The code fails to compile:

Error C2672 'forward': no matching overloaded function found

Error C2440 'initializing': cannot convert from 'const int' to 'int &&'

I tried:

template<typename T>
void ForEach(const vector<T> vec, void(*func)(const T&)) {
    for (const T& val : vec)
    {
        func(val);
    }
}

And this time the code compiles and works properly.

Answer 1

Forwarding references only arise when applied directly to a deduced template parameter. That isn't the case with your function pointer.

Forwarding references aren't a "real" type. They're a trick of the way template type deduction works.
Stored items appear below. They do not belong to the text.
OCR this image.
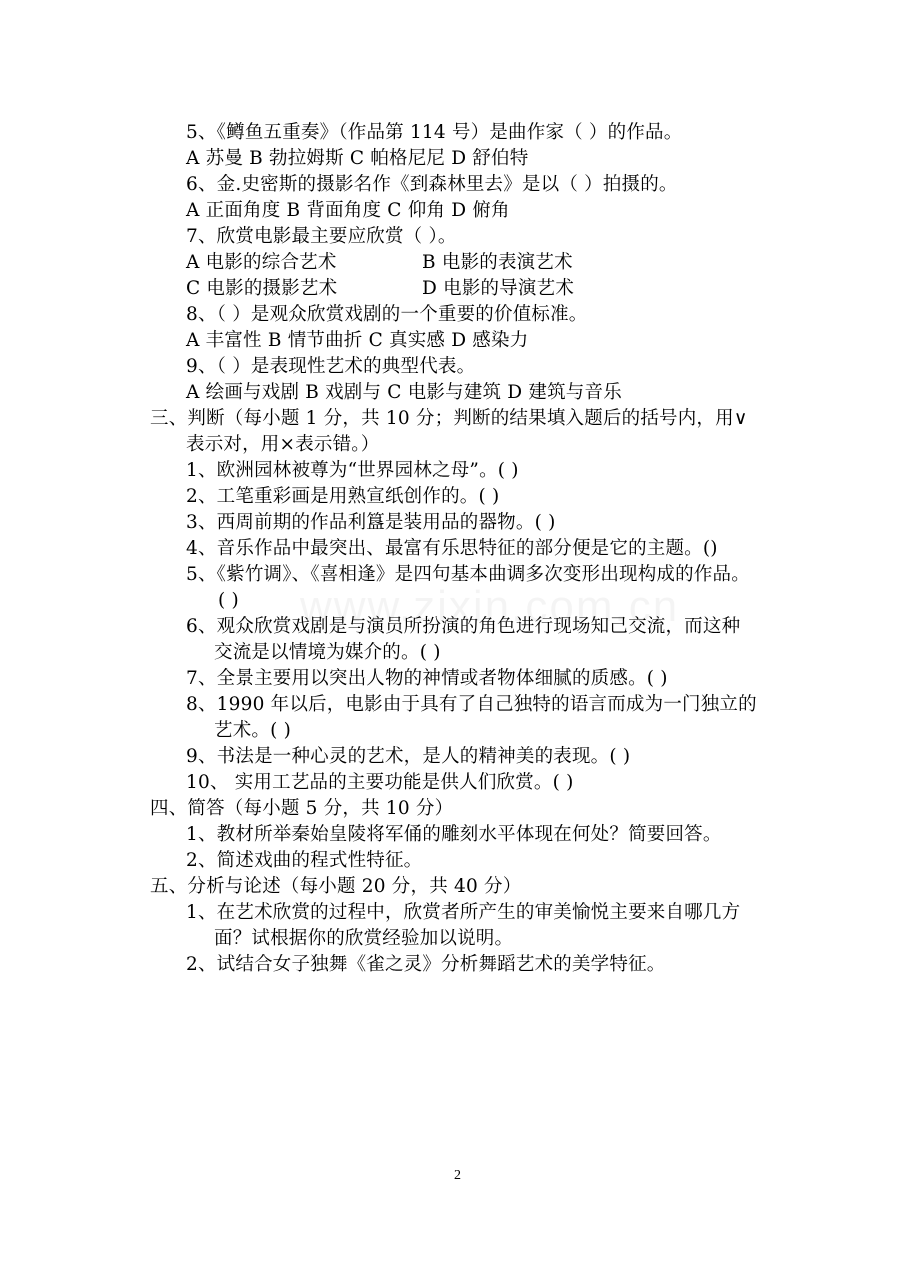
5、《鳟鱼五重奏》（作品第 114 号）是曲作家（ ）的作品。
A 苏曼 B 勃拉姆斯 C 帕格尼尼 D 舒伯特
6、金.史密斯的摄影名作《到森林里去》是以（ ）拍摄的。
A 正面角度 B 背面角度 C 仰角 D 俯角
7、欣赏电影最主要应欣赏（ ）。
A 电影的综合艺术	B 电影的表演艺术
C 电影的摄影艺术	D 电影的导演艺术
8、（ ）是观众欣赏戏剧的一个重要的价值标准。
A 丰富性 B 情节曲折 C 真实感 D 感染力
9、（ ）是表现性艺术的典型代表。
A 绘画与戏剧 B 戏剧与 C 电影与建筑 D 建筑与音乐
三、判断（每小题 1 分，共 10 分；判断的结果填入题后的括号内，用∨
表示对，用×表示错。）
1、欧洲园林被尊为“世界园林之母”。( )
2、工笔重彩画是用熟宣纸创作的。( )
3、西周前期的作品利簋是装用品的器物。( )
4、音乐作品中最突出、最富有乐思特征的部分便是它的主题。()
5、《紫竹调》、《喜相逢》是四句基本曲调多次变形出现构成的作品。
( )
6、观众欣赏戏剧是与演员所扮演的角色进行现场知己交流，而这种
交流是以情境为媒介的。( )
7、全景主要用以突出人物的神情或者物体细腻的质感。( )
8、1990 年以后，电影由于具有了自己独特的语言而成为一门独立的
艺术。( )
9、书法是一种心灵的艺术，是人的精神美的表现。( )
10、 实用工艺品的主要功能是供人们欣赏。( )
四、简答（每小题 5 分，共 10 分）
1、教材所举秦始皇陵将军俑的雕刻水平体现在何处？简要回答。
2、简述戏曲的程式性特征。
五、分析与论述（每小题 20 分，共 40 分）
1、在艺术欣赏的过程中，欣赏者所产生的审美愉悦主要来自哪几方
面？试根据你的欣赏经验加以说明。
2、试结合女子独舞《雀之灵》分析舞蹈艺术的美学特征。
2
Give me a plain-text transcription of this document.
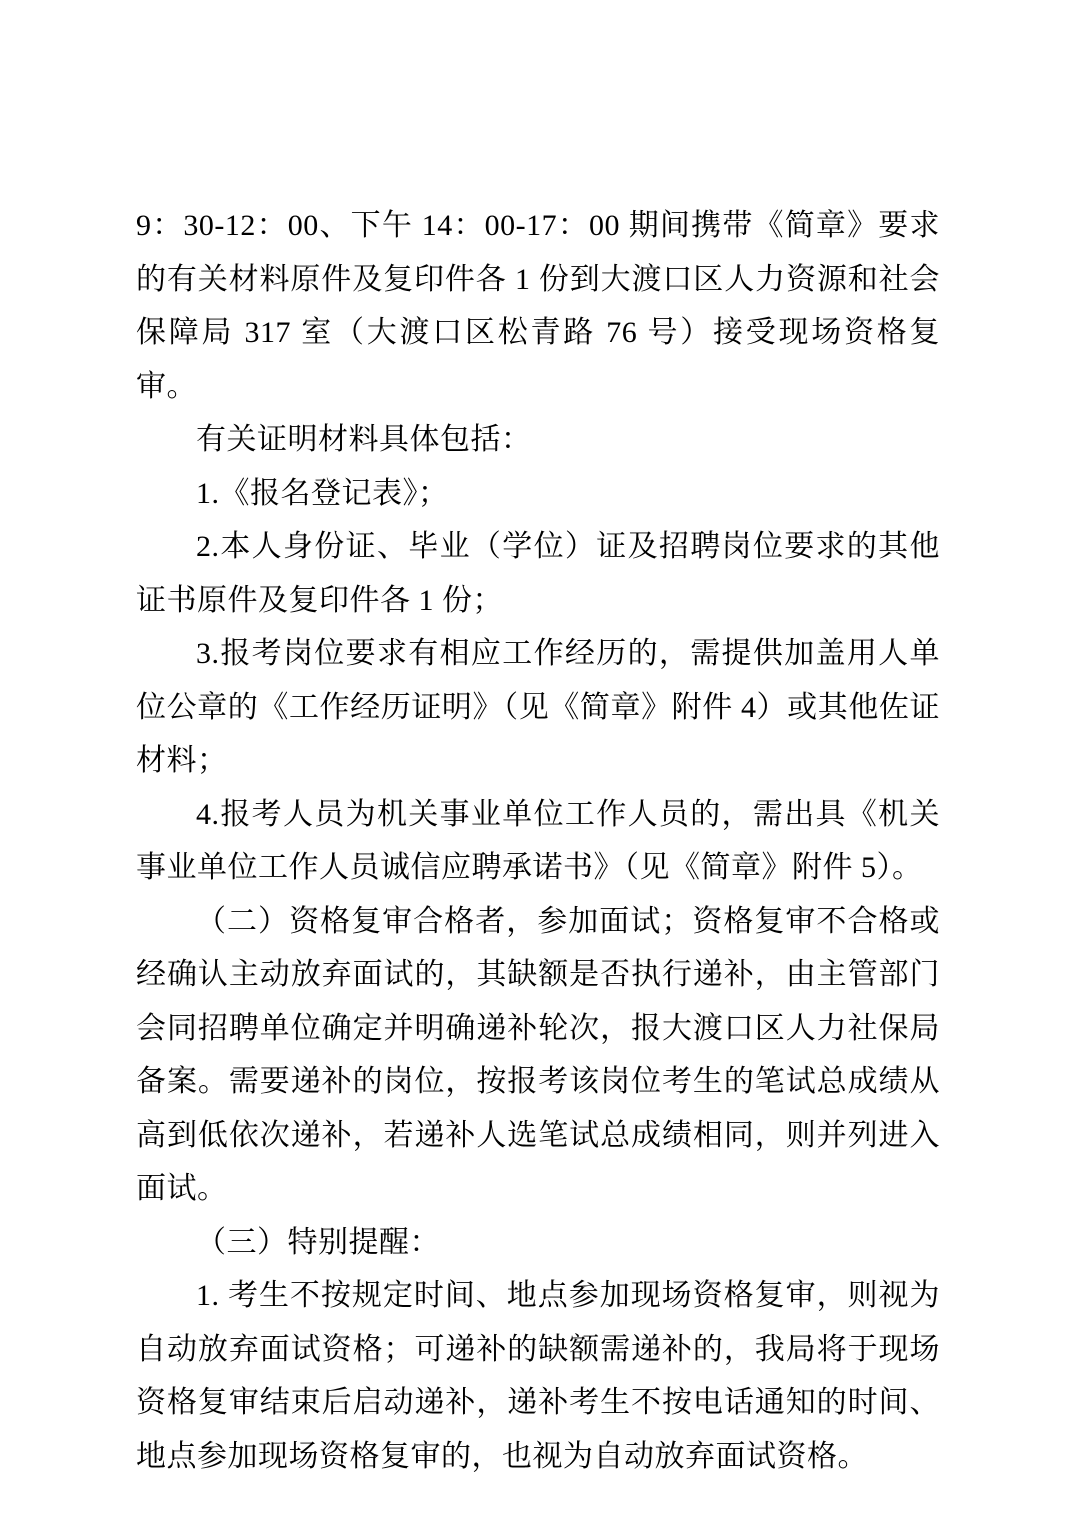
9：30-12：00、下午 14：00-17：00 期间携带《简章》要求的有关材料原件及复印件各 1 份到大渡口区人力资源和社会保障局 317 室（大渡口区松青路 76 号）接受现场资格复审。

有关证明材料具体包括：

1.《报名登记表》；

2.本人身份证、毕业（学位）证及招聘岗位要求的其他证书原件及复印件各 1 份；

3.报考岗位要求有相应工作经历的，需提供加盖用人单位公章的《工作经历证明》（见《简章》附件 4）或其他佐证材料；

4.报考人员为机关事业单位工作人员的，需出具《机关事业单位工作人员诚信应聘承诺书》（见《简章》附件 5）。

（二）资格复审合格者，参加面试；资格复审不合格或经确认主动放弃面试的，其缺额是否执行递补，由主管部门会同招聘单位确定并明确递补轮次，报大渡口区人力社保局备案。需要递补的岗位，按报考该岗位考生的笔试总成绩从高到低依次递补，若递补人选笔试总成绩相同，则并列进入面试。

（三）特别提醒：

1. 考生不按规定时间、地点参加现场资格复审，则视为自动放弃面试资格；可递补的缺额需递补的，我局将于现场资格复审结束后启动递补，递补考生不按电话通知的时间、地点参加现场资格复审的，也视为自动放弃面试资格。
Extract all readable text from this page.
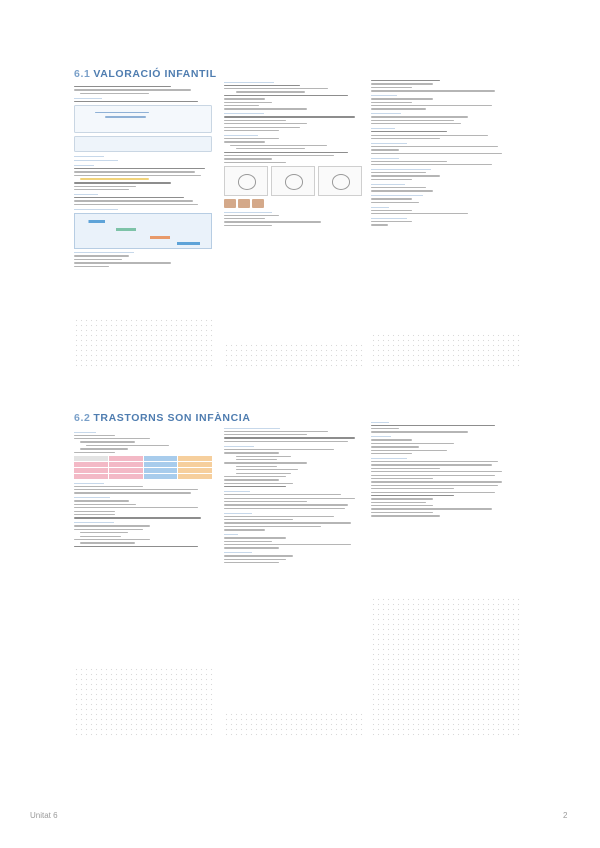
6.1 VALORACIÓ INFANTIL
6.2 TRASTORNS SON INFÀNCIA
Unitat 6	2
The way forwarding references work is by deducing different types depending on the value category of the expression passed to them.

That is, given a function like:

template <typename T>
void func(T&& arg);

When you call func(some_lvalue), where some_lvalue is an int, T gets deduced as int&. That leaves func's parameter as an int& &&. Since you can't have references to references, the reference collapsing rules are applied, and the type of arg collapses to int&.

On the other hand, if you call func(42), T gets deduced as int, leaving the type of arg as int&&.

---

For users not familiar with this stuff, see the old term "Universal References" coined by Scott Meyers documented on isocpp and this video:
C++ and Beyond 2012: Scott Meyers - Universal References in C++11.